Announced in March of 2003, the Solo is or was a moped/motorcycle designed for the commuter and student market. Based on the ultra-reliable Super Cub engine and transmission, it boasted retro styling reminiscent of the classic bikes of the pre-WWII era and the ability to customize the bike to the buyer's individual taste, through selection of different colors and finishes on the frame, tank, bars, grips and other parts. By mixing and matching parts, Honda claimed a total of 285 different combinations were possible. Searching Japanese web sites, it appears that a wide range of accessories, like saddlebags, were available from both Honda and aftermarket suppliers.
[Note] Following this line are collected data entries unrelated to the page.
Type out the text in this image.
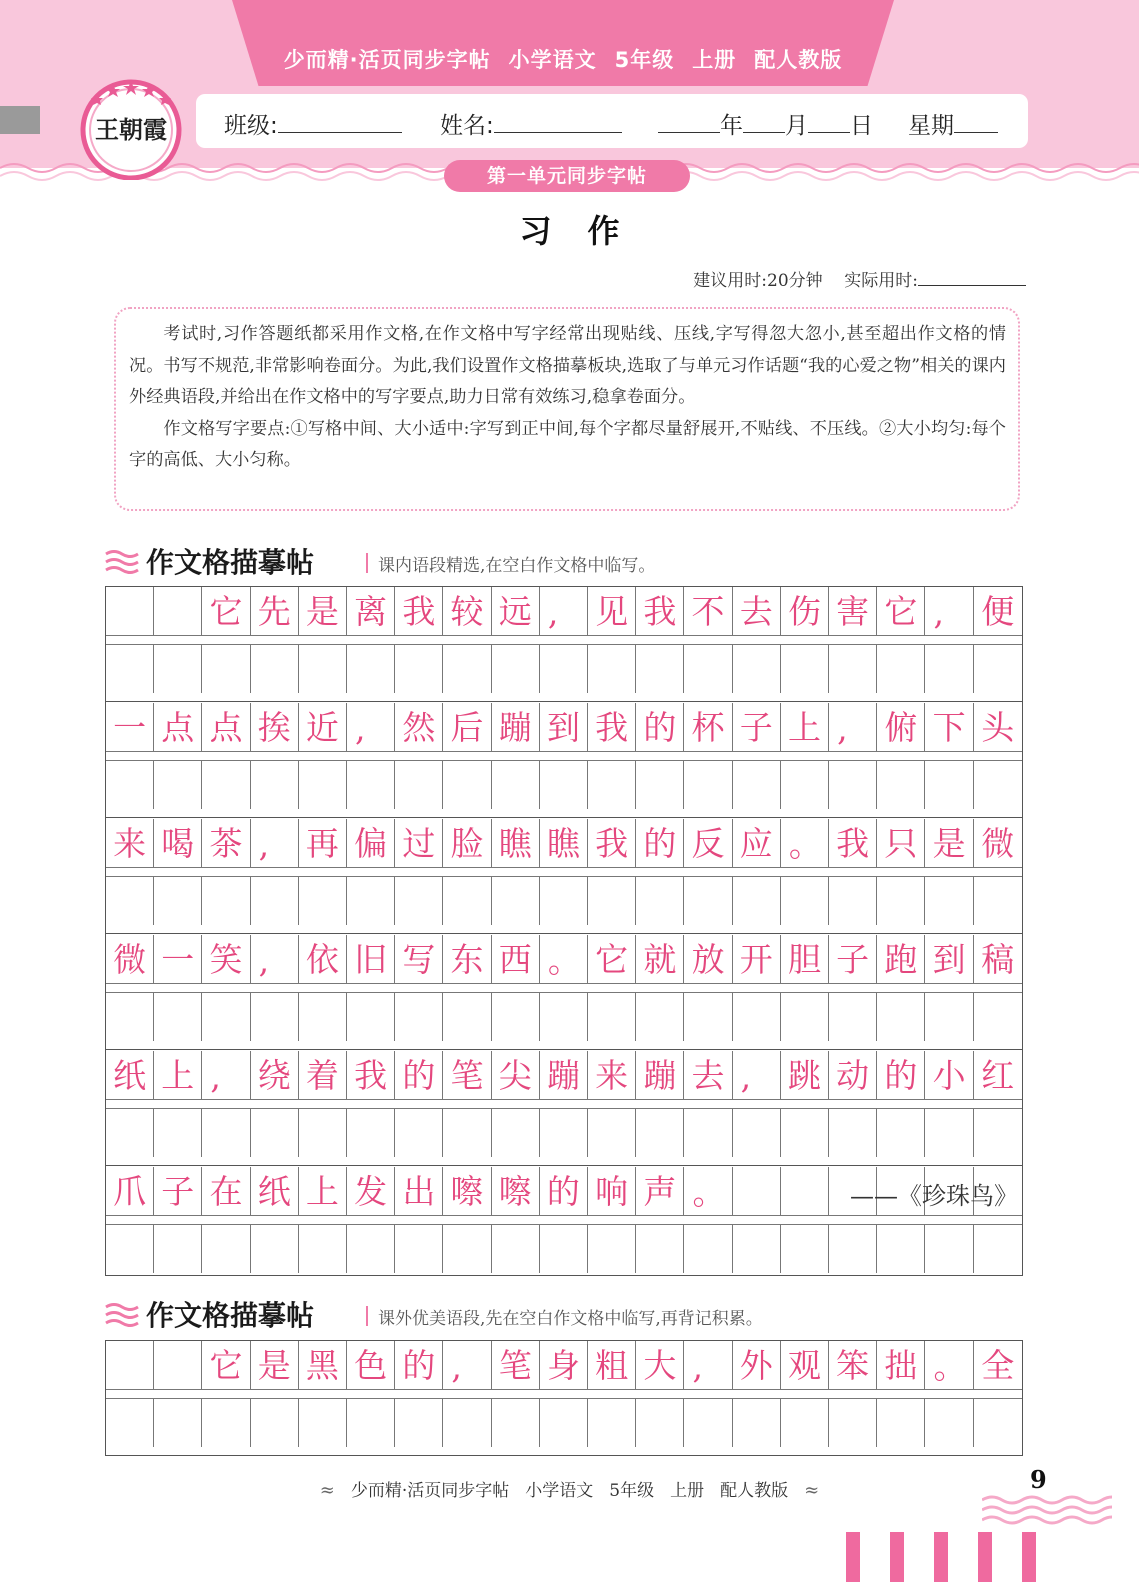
少而精·活页同步字帖 小学语文 5年级 上册 配人教版
王朝霞 班级:	姓名:	年 月 日 星期
第一单元同步字帖
习 作
建议用时:20分钟 实际用时:

考试时,习作答题纸都采用作文格,在作文格中写字经常出现贴线、压线,字写得忽大忽小,甚至超出作文格的情况。书写不规范,非常影响卷面分。为此,我们设置作文格描摹板块,选取了与单元习作话题“我的心爱之物”相关的课内外经典语段,并给出在作文格中的写字要点,助力日常有效练习,稳拿卷面分。

作文格写字要点:①写格中间、大小适中:字写到正中间,每个字都尽量舒展开,不贴线、不压线。②大小均匀:每个字的高低、大小匀称。

作文格描摹帖	课内语段精选,在空白作文格中临写。
它 先 是 离 我 较 远 ,	见 我 不 去 伤 害 它 ,	便
一 点 点 挨 近 ,	然 后 蹦 到 我 的 杯 子 上 ,	俯 下 头
来 喝 茶 ,	再 偏 过 脸 瞧 瞧 我 的 反 应 。 我 只 是 微
微 一 笑 ,	依 旧 写 东 西 。 它 就 放 开 胆 子 跑 到 稿
纸 上 ,	绕 着 我 的 笔 尖 蹦 来 蹦 去 ,	跳 动 的 小 红
爪 子 在 纸 上 发 出 嚓 嚓 的 响 声 。	——《珍珠鸟》
作文格描摹帖	课外优美语段,先在空白作文格中临写,再背记积累。
它 是 黑 色 的 ,	笔 身 粗 大 ,	外 观 笨 拙 。 全
≈ 少而精·活页同步字帖 小学语文 5年级 上册 配人教版 ≈	9
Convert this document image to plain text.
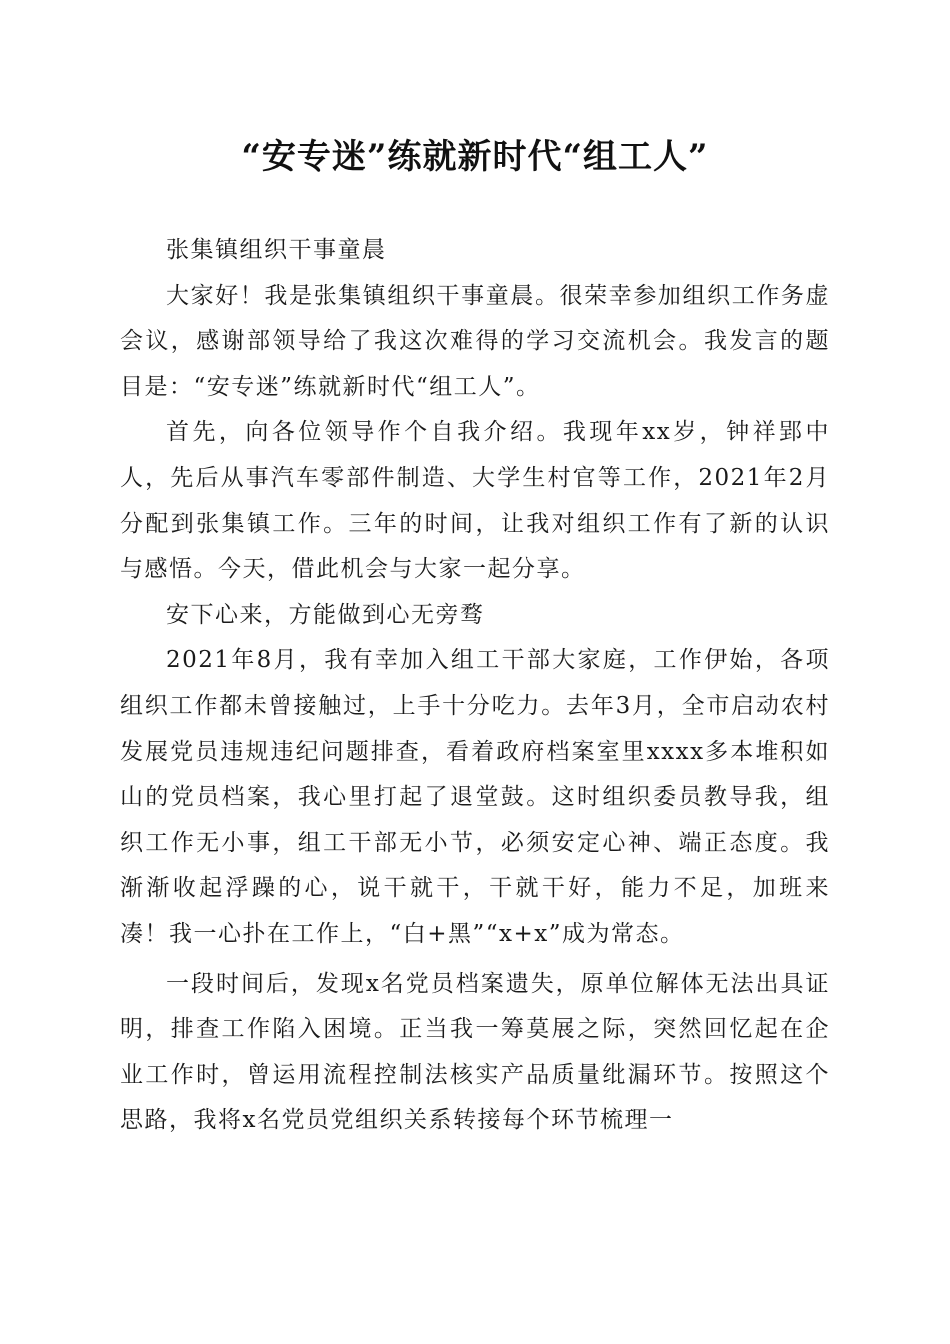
“安专迷”练就新时代“组工人”

张集镇组织干事童晨

大家好！我是张集镇组织干事童晨。很荣幸参加组织工作务虚会议，感谢部领导给了我这次难得的学习交流机会。我发言的题目是：“安专迷”练就新时代“组工人”。

首先，向各位领导作个自我介绍。我现年xx岁，钟祥郢中人，先后从事汽车零部件制造、大学生村官等工作，2021年2月分配到张集镇工作。三年的时间，让我对组织工作有了新的认识与感悟。今天，借此机会与大家一起分享。

安下心来，方能做到心无旁骛

2021年8月，我有幸加入组工干部大家庭，工作伊始，各项组织工作都未曾接触过，上手十分吃力。去年3月，全市启动农村发展党员违规违纪问题排查，看着政府档案室里xxxx多本堆积如山的党员档案，我心里打起了退堂鼓。这时组织委员教导我，组织工作无小事，组工干部无小节，必须安定心神、端正态度。我渐渐收起浮躁的心，说干就干，干就干好，能力不足，加班来凑！我一心扑在工作上，“白+黑”“x+x”成为常态。

一段时间后，发现x名党员档案遗失，原单位解体无法出具证明，排查工作陷入困境。正当我一筹莫展之际，突然回忆起在企业工作时，曾运用流程控制法核实产品质量纰漏环节。按照这个思路，我将x名党员党组织关系转接每个环节梳理一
The Solo was a product of Honda's "N Project"- a line of bikes designed to appeal to Japan's large youth population- a group that, owing to demographics, has a very large disposable income. So far as I can tell, the Solo was never offered for sale anywhere outside of Japan; in fact, the only N-Project bikes that made it here were the Zoomer, better known as the Ruckus, and for one year, the PS-250, which was sold as the Big Ruckus.
Perhaps the costs of certifying and supporting these bikes overseas didn't make economic sense to Honda. Still, it's a pity that the company that had so many innovations sells such a limited range of bikes here today.